The practice of cleaning your space and meditation are also both an integral part of Japanese Buddhist tradition. The basic concept follows that we are not separate from our environment, and cleaning is an expression of respect for ourselves and for the world around us. The repetitive act of cleaning, whether you’re scrubbing a toilet or sweeping the floor, naturally lends itself to meditation practice.
Mindful cleaning can be transformative. The next time you find yourself tackling a tedious task, take your time and turn your attention inward.
Here’s How To Get Started
- Choose your cleaning tool for the task at hand and take a moment to notice the senses both within your body and the environment around you. Feel the softness of your sponge, the grip of your mop — bring your full attention to the present.
- This is the tough part for me: try to remind yourself that it’s not the end result you’re after. You are cleaning to clean. Yes, a clean kitchen or bathroom may be the happy bi-product, but give your full presence to the act of cleaning.
- Remain present within yourself and focus on the repetitive motion of wiping, scrubbing or sweeping. You can try to match the motion of your hands with the rhythm of your breath, syncing body and mind.
- Find a mantra that works for you and repeat it as you clean : “I am present” or “I am grateful,” “I respect my body and my environment.” Play around with words and phrases that hold meaning for you.

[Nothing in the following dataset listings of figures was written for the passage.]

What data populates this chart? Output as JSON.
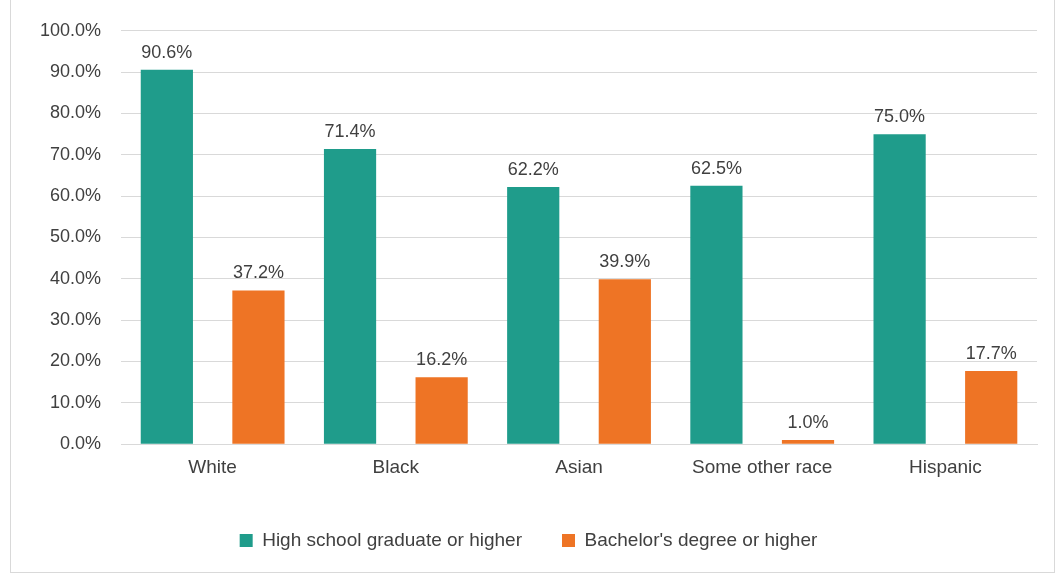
{
  "chart_data": {
    "type": "bar",
    "categories": [
      "White",
      "Black",
      "Asian",
      "Some other race",
      "Hispanic"
    ],
    "series": [
      {
        "name": "High school graduate or higher",
        "color": "#1f9c8b",
        "values": [
          90.6,
          71.4,
          62.2,
          62.5,
          75.0
        ],
        "value_labels": [
          "90.6%",
          "71.4%",
          "62.2%",
          "62.5%",
          "75.0%"
        ]
      },
      {
        "name": "Bachelor's degree or higher",
        "color": "#ee7425",
        "values": [
          37.2,
          16.2,
          39.9,
          1.0,
          17.7
        ],
        "value_labels": [
          "37.2%",
          "16.2%",
          "39.9%",
          "1.0%",
          "17.7%"
        ]
      }
    ],
    "ylim": [
      0,
      100
    ],
    "yticks": [
      {
        "value": 0,
        "label": "0.0%"
      },
      {
        "value": 10,
        "label": "10.0%"
      },
      {
        "value": 20,
        "label": "20.0%"
      },
      {
        "value": 30,
        "label": "30.0%"
      },
      {
        "value": 40,
        "label": "40.0%"
      },
      {
        "value": 50,
        "label": "50.0%"
      },
      {
        "value": 60,
        "label": "60.0%"
      },
      {
        "value": 70,
        "label": "70.0%"
      },
      {
        "value": 80,
        "label": "80.0%"
      },
      {
        "value": 90,
        "label": "90.0%"
      },
      {
        "value": 100,
        "label": "100.0%"
      }
    ],
    "grid": "y",
    "legend": "bottom"
  }
}
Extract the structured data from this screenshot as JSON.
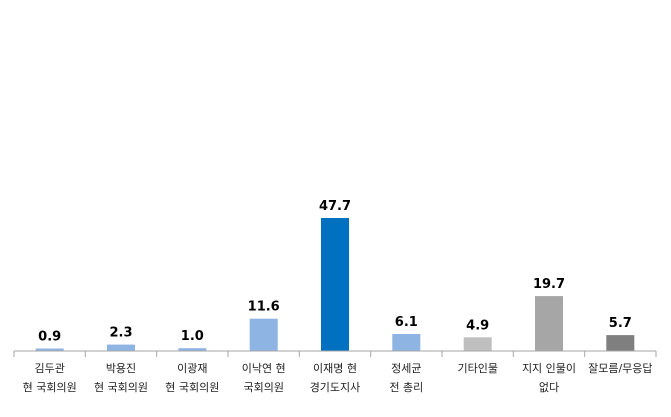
{
  "chart_data": {
    "type": "bar",
    "title": "",
    "xlabel": "",
    "ylabel": "",
    "ylim": [
      0,
      60
    ],
    "grid": false,
    "legend": "none",
    "categories": [
      [
        "김두관",
        "현 국회의원"
      ],
      [
        "박용진",
        "현 국회의원"
      ],
      [
        "이광재",
        "현 국회의원"
      ],
      [
        "이낙연 현",
        "국회의원"
      ],
      [
        "이재명 현",
        "경기도지사"
      ],
      [
        "정세균",
        "전 총리"
      ],
      [
        "기타인물"
      ],
      [
        "지지 인물이",
        "없다"
      ],
      [
        "잘모름/무응답"
      ]
    ],
    "values": [
      0.9,
      2.3,
      1.0,
      11.6,
      47.7,
      6.1,
      4.9,
      19.7,
      5.7
    ],
    "value_labels": [
      "0.9",
      "2.3",
      "1.0",
      "11.6",
      "47.7",
      "6.1",
      "4.9",
      "19.7",
      "5.7"
    ],
    "bar_colors": [
      "#8EB4E3",
      "#8EB4E3",
      "#8EB4E3",
      "#8EB4E3",
      "#0070C0",
      "#8EB4E3",
      "#BFBFBF",
      "#A6A6A6",
      "#7F7F7F"
    ]
  }
}
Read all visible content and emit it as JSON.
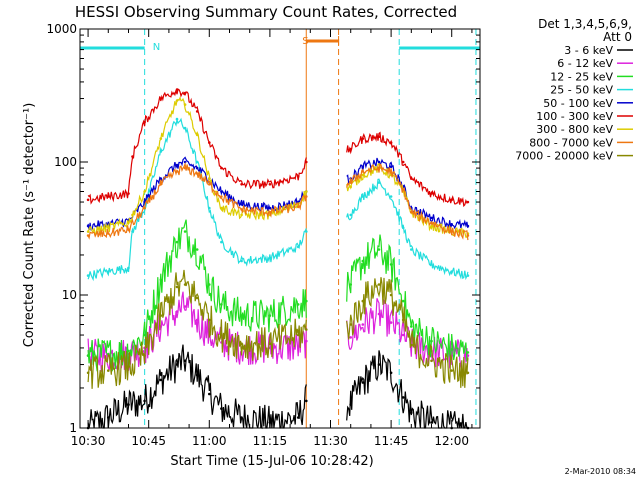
{
  "chart_data": {
    "type": "line",
    "title": "HESSI Observing Summary Count Rates, Corrected",
    "xlabel": "Start Time (15-Jul-06 10:28:42)",
    "ylabel": "Corrected Count Rate (s⁻¹ detector⁻¹)",
    "y_scale": "log",
    "ylim": [
      1,
      1000
    ],
    "xlim": [
      "10:28",
      "12:07"
    ],
    "x_ticks": [
      "10:30",
      "10:45",
      "11:00",
      "11:15",
      "11:30",
      "11:45",
      "12:00"
    ],
    "y_ticks": [
      "1",
      "10",
      "100",
      "1000"
    ],
    "grid": false,
    "legend_placement": "right",
    "legend_header": [
      "Det 1,3,4,5,6,9,",
      "Att 0"
    ],
    "footer_timestamp": "2-Mar-2010 08:34",
    "data_gaps": [
      [
        "11:24",
        "11:34"
      ]
    ],
    "markers": {
      "night_intervals": [
        [
          "10:28",
          "10:44"
        ],
        [
          "11:47",
          "12:07"
        ]
      ],
      "night_label": "N",
      "night_label_time": "10:46",
      "night_lines": [
        "10:44",
        "11:47",
        "12:06"
      ],
      "night_color": "#22dddd",
      "saa_interval": [
        "11:24",
        "11:32"
      ],
      "saa_label": "S",
      "saa_label_time": "11:23",
      "saa_lines": [
        "11:24",
        "11:32"
      ],
      "saa_color": "#ee7711"
    },
    "series": [
      {
        "name": "3 - 6 keV",
        "color": "#000000",
        "x": [
          "10:30",
          "10:35",
          "10:40",
          "10:44",
          "10:48",
          "10:52",
          "10:54",
          "10:57",
          "11:00",
          "11:03",
          "11:08",
          "11:15",
          "11:22",
          "11:24",
          "11:35",
          "11:38",
          "11:42",
          "11:45",
          "11:48",
          "11:50",
          "11:55",
          "12:00",
          "12:04"
        ],
        "values": [
          1.0,
          1.2,
          1.5,
          1.6,
          2.3,
          3.0,
          3.2,
          2.5,
          1.8,
          1.4,
          1.2,
          1.1,
          1.2,
          1.6,
          1.5,
          2.2,
          3.0,
          2.6,
          1.7,
          1.3,
          1.1,
          1.0,
          1.0
        ]
      },
      {
        "name": "6 - 12 keV",
        "color": "#dd22dd",
        "x": [
          "10:30",
          "10:35",
          "10:40",
          "10:44",
          "10:48",
          "10:52",
          "10:54",
          "10:57",
          "11:00",
          "11:03",
          "11:08",
          "11:15",
          "11:22",
          "11:24",
          "11:35",
          "11:38",
          "11:42",
          "11:45",
          "11:48",
          "11:50",
          "11:55",
          "12:00",
          "12:04"
        ],
        "values": [
          3.5,
          3.5,
          3.6,
          4.0,
          5.8,
          7.5,
          8.2,
          6.5,
          5.0,
          4.4,
          4.0,
          4.0,
          4.1,
          4.5,
          4.8,
          6.0,
          7.2,
          6.2,
          5.0,
          4.2,
          3.8,
          3.5,
          3.5
        ]
      },
      {
        "name": "12 - 25 keV",
        "color": "#22dd22",
        "x": [
          "10:30",
          "10:35",
          "10:40",
          "10:44",
          "10:48",
          "10:52",
          "10:54",
          "10:57",
          "11:00",
          "11:03",
          "11:08",
          "11:15",
          "11:22",
          "11:24",
          "11:35",
          "11:38",
          "11:42",
          "11:45",
          "11:48",
          "11:50",
          "11:55",
          "12:00",
          "12:04"
        ],
        "values": [
          3.5,
          3.6,
          3.8,
          5.0,
          13,
          25,
          30,
          22,
          12,
          8.5,
          7.0,
          7.0,
          8.5,
          9.0,
          12,
          18,
          22,
          17,
          9.0,
          5.8,
          4.5,
          3.9,
          3.7
        ]
      },
      {
        "name": "25 - 50 keV",
        "color": "#22dddd",
        "x": [
          "10:30",
          "10:35",
          "10:40",
          "10:41",
          "10:44",
          "10:48",
          "10:52",
          "10:54",
          "10:57",
          "11:00",
          "11:03",
          "11:08",
          "11:15",
          "11:22",
          "11:24",
          "11:35",
          "11:38",
          "11:42",
          "11:45",
          "11:48",
          "11:50",
          "11:55",
          "12:00",
          "12:04"
        ],
        "values": [
          14,
          15,
          16,
          30,
          45,
          120,
          210,
          180,
          100,
          45,
          25,
          18,
          19,
          23,
          30,
          40,
          55,
          70,
          55,
          32,
          22,
          17,
          15,
          14
        ]
      },
      {
        "name": "50 - 100 keV",
        "color": "#0000cc",
        "x": [
          "10:30",
          "10:35",
          "10:40",
          "10:44",
          "10:48",
          "10:52",
          "10:54",
          "10:57",
          "11:00",
          "11:03",
          "11:08",
          "11:15",
          "11:22",
          "11:24",
          "11:35",
          "11:38",
          "11:42",
          "11:45",
          "11:48",
          "11:50",
          "11:55",
          "12:00",
          "12:04"
        ],
        "values": [
          33,
          34,
          36,
          50,
          75,
          95,
          100,
          90,
          75,
          60,
          48,
          45,
          50,
          60,
          75,
          92,
          100,
          92,
          65,
          45,
          38,
          34,
          33
        ]
      },
      {
        "name": "100 - 300 keV",
        "color": "#dd0000",
        "x": [
          "10:30",
          "10:35",
          "10:40",
          "10:41",
          "10:44",
          "10:48",
          "10:52",
          "10:54",
          "10:57",
          "11:00",
          "11:03",
          "11:08",
          "11:15",
          "11:22",
          "11:24",
          "11:35",
          "11:38",
          "11:42",
          "11:45",
          "11:48",
          "11:50",
          "11:55",
          "12:00",
          "12:04"
        ],
        "values": [
          52,
          55,
          58,
          110,
          200,
          300,
          350,
          330,
          240,
          140,
          90,
          68,
          68,
          78,
          100,
          125,
          150,
          155,
          140,
          100,
          75,
          58,
          52,
          50
        ]
      },
      {
        "name": "300 - 800 keV",
        "color": "#ddcc00",
        "x": [
          "10:30",
          "10:35",
          "10:40",
          "10:41",
          "10:44",
          "10:48",
          "10:52",
          "10:54",
          "10:57",
          "11:00",
          "11:03",
          "11:08",
          "11:15",
          "11:22",
          "11:24",
          "11:35",
          "11:38",
          "11:42",
          "11:45",
          "11:48",
          "11:50",
          "11:55",
          "12:00",
          "12:04"
        ],
        "values": [
          30,
          32,
          35,
          40,
          60,
          150,
          290,
          270,
          160,
          75,
          45,
          40,
          40,
          48,
          60,
          65,
          80,
          90,
          80,
          60,
          42,
          33,
          30,
          29
        ]
      },
      {
        "name": "800 - 7000 keV",
        "color": "#ee7711",
        "x": [
          "10:30",
          "10:35",
          "10:40",
          "10:44",
          "10:48",
          "10:52",
          "10:54",
          "10:57",
          "11:00",
          "11:03",
          "11:08",
          "11:15",
          "11:22",
          "11:24",
          "11:35",
          "11:38",
          "11:42",
          "11:45",
          "11:48",
          "11:50",
          "11:55",
          "12:00",
          "12:04"
        ],
        "values": [
          28,
          29,
          31,
          45,
          68,
          85,
          90,
          82,
          68,
          55,
          44,
          42,
          46,
          55,
          70,
          85,
          90,
          85,
          62,
          42,
          35,
          30,
          28
        ]
      },
      {
        "name": "7000 - 20000 keV",
        "color": "#888800",
        "x": [
          "10:30",
          "10:35",
          "10:40",
          "10:44",
          "10:48",
          "10:52",
          "10:54",
          "10:57",
          "11:00",
          "11:03",
          "11:08",
          "11:15",
          "11:22",
          "11:24",
          "11:35",
          "11:38",
          "11:42",
          "11:45",
          "11:48",
          "11:50",
          "11:55",
          "12:00",
          "12:04"
        ],
        "values": [
          2.6,
          2.7,
          2.9,
          3.5,
          7.0,
          11.5,
          12,
          9.5,
          6.5,
          5.0,
          4.3,
          4.3,
          5.0,
          5.5,
          6.0,
          9.0,
          12,
          10,
          6.5,
          4.2,
          3.2,
          2.7,
          2.6
        ]
      }
    ]
  }
}
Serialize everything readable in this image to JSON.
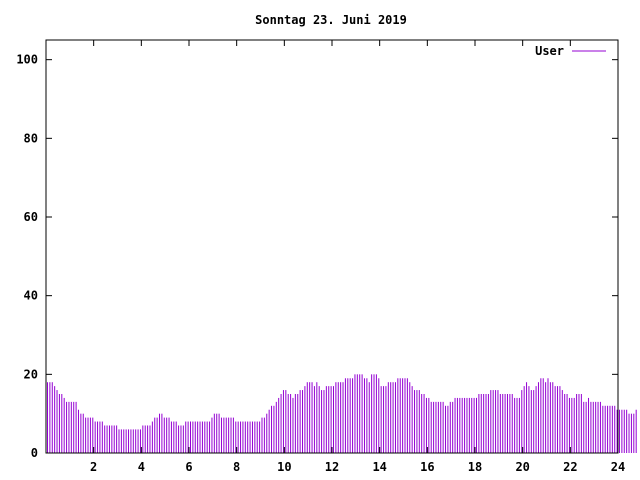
{
  "chart_data": {
    "type": "bar",
    "title": "Sonntag 23. Juni 2019",
    "xlabel": "",
    "ylabel": "",
    "xlim": [
      0,
      24
    ],
    "ylim": [
      0,
      105
    ],
    "x_ticks": [
      2,
      4,
      6,
      8,
      10,
      12,
      14,
      16,
      18,
      20,
      22,
      24
    ],
    "y_ticks": [
      0,
      20,
      40,
      60,
      80,
      100
    ],
    "grid": false,
    "legend_position": "top-right",
    "series": [
      {
        "name": "User",
        "color": "#9400d3",
        "interval_hours": 0.1,
        "values": [
          18,
          18,
          18,
          17,
          16,
          15,
          15,
          14,
          13,
          13,
          13,
          13,
          13,
          11,
          10,
          10,
          9,
          9,
          9,
          9,
          8,
          8,
          8,
          8,
          7,
          7,
          7,
          7,
          7,
          7,
          6,
          6,
          6,
          6,
          6,
          6,
          6,
          6,
          6,
          6,
          7,
          7,
          7,
          7,
          8,
          9,
          9,
          10,
          10,
          9,
          9,
          9,
          8,
          8,
          8,
          7,
          7,
          7,
          8,
          8,
          8,
          8,
          8,
          8,
          8,
          8,
          8,
          8,
          8,
          9,
          10,
          10,
          10,
          9,
          9,
          9,
          9,
          9,
          9,
          8,
          8,
          8,
          8,
          8,
          8,
          8,
          8,
          8,
          8,
          8,
          9,
          9,
          10,
          11,
          12,
          12,
          13,
          14,
          15,
          16,
          16,
          15,
          15,
          14,
          15,
          15,
          16,
          16,
          17,
          18,
          18,
          18,
          17,
          18,
          17,
          16,
          16,
          17,
          17,
          17,
          17,
          18,
          18,
          18,
          18,
          19,
          19,
          19,
          19,
          20,
          20,
          20,
          20,
          19,
          19,
          18,
          20,
          20,
          20,
          19,
          17,
          17,
          17,
          18,
          18,
          18,
          18,
          19,
          19,
          19,
          19,
          19,
          18,
          17,
          16,
          16,
          16,
          15,
          15,
          14,
          14,
          13,
          13,
          13,
          13,
          13,
          13,
          12,
          12,
          13,
          13,
          14,
          14,
          14,
          14,
          14,
          14,
          14,
          14,
          14,
          14,
          15,
          15,
          15,
          15,
          15,
          16,
          16,
          16,
          16,
          15,
          15,
          15,
          15,
          15,
          15,
          14,
          14,
          14,
          16,
          17,
          18,
          17,
          16,
          16,
          17,
          18,
          19,
          19,
          18,
          19,
          18,
          18,
          17,
          17,
          17,
          16,
          15,
          15,
          14,
          14,
          14,
          15,
          15,
          15,
          13,
          13,
          14,
          13,
          13,
          13,
          13,
          13,
          12,
          12,
          12,
          12,
          12,
          12,
          11,
          11,
          11,
          11,
          11,
          10,
          10,
          10,
          11
        ]
      }
    ]
  }
}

It’s been said that if we can be mindful while cleaning the bathroom, we can be mindful, present and calm even in the most difficult of times and throughout our daily lives. To reference the Zen proverb:
“Before enlightenment, chop wood, carry water. After enlightenment, chop wood, carry water.”
Find the meaning and clarity in those gifted moments of peace and happiness as well as the less glamorous moments spent doing everyday tasks. Be in your space, wherever you are: be there. Remember, that what’s past is past and the future is always uncertain. The moment you’re in — even if it is just scouring your sink — may well be the only moment you have.